Secondo Dopoguerra, Agostino era animato da un sogno: vedere l’America. Ma non era semplice realizzarlo, non in quegli anni. Occorreva infatti un «atto di richiamo» da parte di persone residenti negli Stati Uniti. Nel corso dell’occupazione degli Alleati, conobbe un ufficiale della V Armata, italoamericano. Aveva guidato lo sbarco dell’esercito sulle coste della Sicilia, che conosceva bene. Per ricompensarlo dei suoi servizi, il governo degli Usa gli donò una nave che avrebbe dovuto portare in Italia. Era l’occasione giusta, per Agostino, che fu scelto tra i marinai che avrebbero composto l’equipaggio per la grande traversata. Uomo di fede, Agostino non mancava mai di portare con sé, quando viaggiava, l’immagine della Madonna della Libera e quella di San Giovan Giuseppe della Croce, il patrono della sua isola. Il 17 ottobre del 1947 partì da Napoli con una nave Liberty Americana. Sua madre, mentre lo benediceva sull’uscio di casa, si fece promettere di ritornare ad Ischia per sposare una ragazza del luogo e darle infine tanti nipotini. Emozionato, Agostino promise che lo avrebbe fatto. E così accadde.

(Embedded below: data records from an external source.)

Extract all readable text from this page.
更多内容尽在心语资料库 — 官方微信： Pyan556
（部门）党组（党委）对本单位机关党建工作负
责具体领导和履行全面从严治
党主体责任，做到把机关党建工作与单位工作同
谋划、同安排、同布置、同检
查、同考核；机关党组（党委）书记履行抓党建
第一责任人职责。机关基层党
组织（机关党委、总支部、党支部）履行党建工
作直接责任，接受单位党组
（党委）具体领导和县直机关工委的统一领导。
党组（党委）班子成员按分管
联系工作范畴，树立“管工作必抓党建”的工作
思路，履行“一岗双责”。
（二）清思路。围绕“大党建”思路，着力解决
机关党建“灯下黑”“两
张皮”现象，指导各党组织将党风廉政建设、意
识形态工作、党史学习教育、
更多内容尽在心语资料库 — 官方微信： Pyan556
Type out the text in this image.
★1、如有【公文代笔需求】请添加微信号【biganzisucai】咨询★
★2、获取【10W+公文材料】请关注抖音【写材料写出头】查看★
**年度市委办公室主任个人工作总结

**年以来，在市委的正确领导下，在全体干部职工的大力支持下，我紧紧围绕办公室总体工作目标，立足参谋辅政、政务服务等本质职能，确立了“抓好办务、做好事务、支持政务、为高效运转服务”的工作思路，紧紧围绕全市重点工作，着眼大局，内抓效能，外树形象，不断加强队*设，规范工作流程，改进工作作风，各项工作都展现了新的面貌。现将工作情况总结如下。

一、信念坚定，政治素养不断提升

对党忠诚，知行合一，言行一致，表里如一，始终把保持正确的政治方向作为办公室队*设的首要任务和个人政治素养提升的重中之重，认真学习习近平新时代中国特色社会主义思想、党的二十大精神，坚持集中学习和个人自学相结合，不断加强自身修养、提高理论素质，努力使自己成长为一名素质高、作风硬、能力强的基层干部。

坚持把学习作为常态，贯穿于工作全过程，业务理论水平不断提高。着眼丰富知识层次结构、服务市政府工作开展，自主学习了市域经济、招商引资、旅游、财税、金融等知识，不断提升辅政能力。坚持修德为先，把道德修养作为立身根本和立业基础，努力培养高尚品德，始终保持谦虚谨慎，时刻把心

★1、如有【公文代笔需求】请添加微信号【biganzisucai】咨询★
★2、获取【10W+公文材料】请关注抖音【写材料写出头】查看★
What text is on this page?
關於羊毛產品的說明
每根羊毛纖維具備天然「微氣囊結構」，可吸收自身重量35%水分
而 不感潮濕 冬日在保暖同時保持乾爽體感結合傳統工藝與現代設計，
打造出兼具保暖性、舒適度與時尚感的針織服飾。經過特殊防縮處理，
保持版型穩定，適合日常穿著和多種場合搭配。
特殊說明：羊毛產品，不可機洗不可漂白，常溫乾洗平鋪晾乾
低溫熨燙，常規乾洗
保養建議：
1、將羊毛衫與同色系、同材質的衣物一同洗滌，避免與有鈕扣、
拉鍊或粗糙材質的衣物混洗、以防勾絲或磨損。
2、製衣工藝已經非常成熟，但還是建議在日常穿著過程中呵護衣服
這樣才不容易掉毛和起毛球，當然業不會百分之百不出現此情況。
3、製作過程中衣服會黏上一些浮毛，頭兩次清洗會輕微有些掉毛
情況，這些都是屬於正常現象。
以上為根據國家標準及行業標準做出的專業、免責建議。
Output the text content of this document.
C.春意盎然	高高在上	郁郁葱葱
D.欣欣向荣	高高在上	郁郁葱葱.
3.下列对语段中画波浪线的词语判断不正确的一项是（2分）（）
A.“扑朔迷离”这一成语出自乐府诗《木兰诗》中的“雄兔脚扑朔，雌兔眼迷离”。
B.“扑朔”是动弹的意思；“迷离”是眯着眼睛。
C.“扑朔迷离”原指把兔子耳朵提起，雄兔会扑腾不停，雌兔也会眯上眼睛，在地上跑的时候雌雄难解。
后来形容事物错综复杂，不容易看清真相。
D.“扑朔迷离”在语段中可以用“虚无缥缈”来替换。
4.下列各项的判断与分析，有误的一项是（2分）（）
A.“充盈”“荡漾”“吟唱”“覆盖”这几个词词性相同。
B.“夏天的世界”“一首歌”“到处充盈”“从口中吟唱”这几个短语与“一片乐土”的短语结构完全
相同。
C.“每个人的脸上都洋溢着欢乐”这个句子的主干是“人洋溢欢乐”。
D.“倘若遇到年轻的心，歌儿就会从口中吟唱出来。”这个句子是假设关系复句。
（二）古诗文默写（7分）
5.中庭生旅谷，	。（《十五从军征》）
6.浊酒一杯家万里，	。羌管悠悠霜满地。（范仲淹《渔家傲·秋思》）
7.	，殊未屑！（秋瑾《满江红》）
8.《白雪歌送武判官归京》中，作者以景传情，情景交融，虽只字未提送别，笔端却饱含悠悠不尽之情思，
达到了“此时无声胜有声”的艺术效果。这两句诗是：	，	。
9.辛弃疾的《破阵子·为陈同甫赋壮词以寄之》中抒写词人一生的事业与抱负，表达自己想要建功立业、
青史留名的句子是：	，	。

Giunto in America, dopo sette giorni di navigazione si rese conto di quanto enorme sia l’Oceano. Tanto più grande se al suo cospetto avanzava la piccola «Buona Speranza», così si chiamava la nave che doveva riportarlo in Italia: per questo, con grande slancio di fede si rivolse a Dio, alla Madonna e a San Giovan Giuseppe, invocando il loro aiuto, non prima di aver sistemato le sacre immagini sotto la prua della nave, sicuro di essere assistito. La traversata doveva sembrare un’impresa impossibile anche alle autorità americane, inizialmente restie ad acconsentire alla partenza. E accade che un ischitano, residente in America, mandò ai suoi familiari sull’isola una copia del “Progresso Italo-americano” che pubblicava una foto di tutto l’equipaggio della «Buona Speranza». In primo piano c’era lui, Agostino, e una frase che lo avrebbe segnato negli anni: «Nelle nostre vene scorre il sangue di Cristoforo Colombo e quindi siamo in grado di affrontare il viaggio». Nel soggiorno negli Stati Uniti, Agostino fu ospite conteso dei parenti d’Oltreoceano e a molti degli isolani emigrati portò lettere dai familiari, ricompensato con grandi pacchi contenenti indumenti e sacchi di farina.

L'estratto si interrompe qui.